En l’absence de contrat écrit, il est d’usage qu’un préavis soit respecté en cas de rupture. Seule une faute grave du médecin pourrait justifier une rupture sans préavis.

 

L’article L.4113-9 du Code de la santé publique impose de communiquer à son Conseil départemental de l’Ordre le contrat et ses avenants, sous menace de sanctions disciplinaires frappant le médecin(1). Et l’article L.4163-10 précise que “le refus d’un contractant non praticien de rédiger par écrit un des contrats ou avenants prévus à l’article L.4113-9 est puni de 6 000 euros d’amende”. Ces sanctions sont rarement appliquées, alors qu’une absence de contrat écrit place un médecin dans une situation précaire même s’il dispose de certains droits en cas de rupture.

En effet, la jurisprudence considère qu’un contrat d’exercice est valide même s’il est verbal. Il s’agit d’un contrat à durée indéterminée qui ne pourra inclure, faute de l’avoir précisé par écrit, des clauses d’exclusivité, de cessibilité, de non-réinstallation… Seuls, les usages professionnels et la jurisprudence aujourd’hui dominante, rappellent qu’une convention verbale ne peut être dénoncée par l’établissement ou par un praticien, à tout moment, qu’à la condition de respecter un préavis dont la durée sera plus ou moins longue selon l’ancienneté. Cette durée peut être comprise entre 2 et 24 mois. Le non-respect d’un préavis constitue une faute dans la résiliation pouvant donner lieu à indemnisation.

 

Une faute grave

Seule une faute grave du praticien peut justifier une rupture sans préavis.

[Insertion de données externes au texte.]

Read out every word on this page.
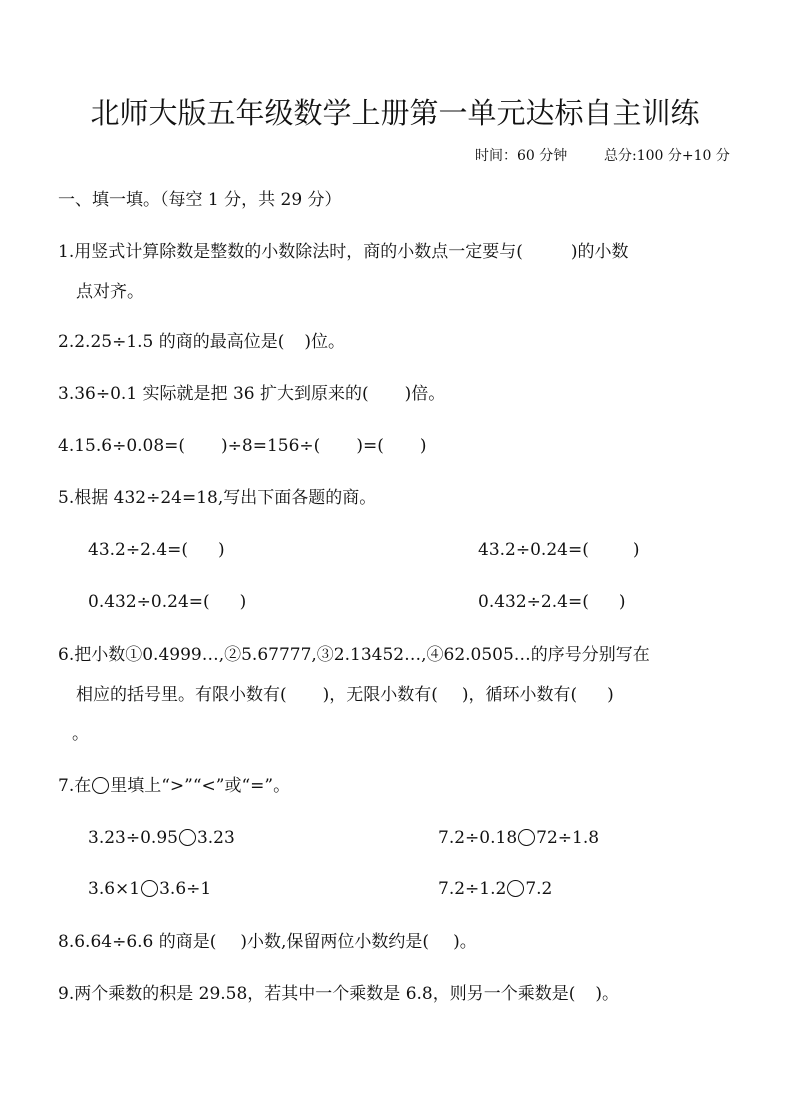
北师大版五年级数学上册第一单元达标自主训练
时间：60 分钟	总分:100 分+10 分
一、填一填。（每空 1 分，共 29 分）
1.用竖式计算除数是整数的小数除法时，商的小数点一定要与(	)的小数
点对齐。
2.2.25÷1.5 的商的最高位是( )位。
3.36÷0.1 实际就是把 36 扩大到原来的( )倍。
4.15.6÷0.08=( )÷8=156÷( )=( )
5.根据 432÷24=18,写出下面各题的商。
43.2÷2.4=( )	43.2÷0.24=(	)
0.432÷0.24=( )	0.432÷2.4=( )
6.把小数①0.4999…,②5.67777,③2.13452…,④62.0505…的序号分别写在
相应的括号里。有限小数有( )，无限小数有( )，循环小数有( )
。
7.在 里填上“>”“<”或“=”。
3.23÷0.95 3.23	7.2÷0.18 72÷1.8
3.6×1 3.6÷1	7.2÷1.2 7.2
8.6.64÷6.6 的商是( )小数,保留两位小数约是( )。
9.两个乘数的积是 29.58，若其中一个乘数是 6.8，则另一个乘数是( )。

Comme le rappelle un auteur(2), “la jurisprudence définit la faute grave comme la faute qui, par son importance, rend impossible le maintien d’un contrat d’exercice conclu entre un professionnel de santé et un établissement de santé pendant la durée, même limitée, du préavis”. Une interdiction d’exercice définitive pourrait constituer une faute grave. Des manquements ponctuels ou répétés pouvant porter atteinte à l’organisation de l’établissement ou au respect des droits des patients ne sont pas toujours synonymes de fautes graves pouvant justifier une rupture sans préavis, comme l’a récemment rappelé une décision du tribunal judiciaire de Paris du 23 janvier 2024.

Un autre arrêt, de la cour d’appel de Lyon, du 16 novembre 2023, rappelle aussi qu’un médecin ne peut rompre le contrat d’exercice verbal qui le lie à un établissement, sans respecter le préavis d’usage, notamment celui consacré par le contrat-type proposé par l’Ordre national des médecins.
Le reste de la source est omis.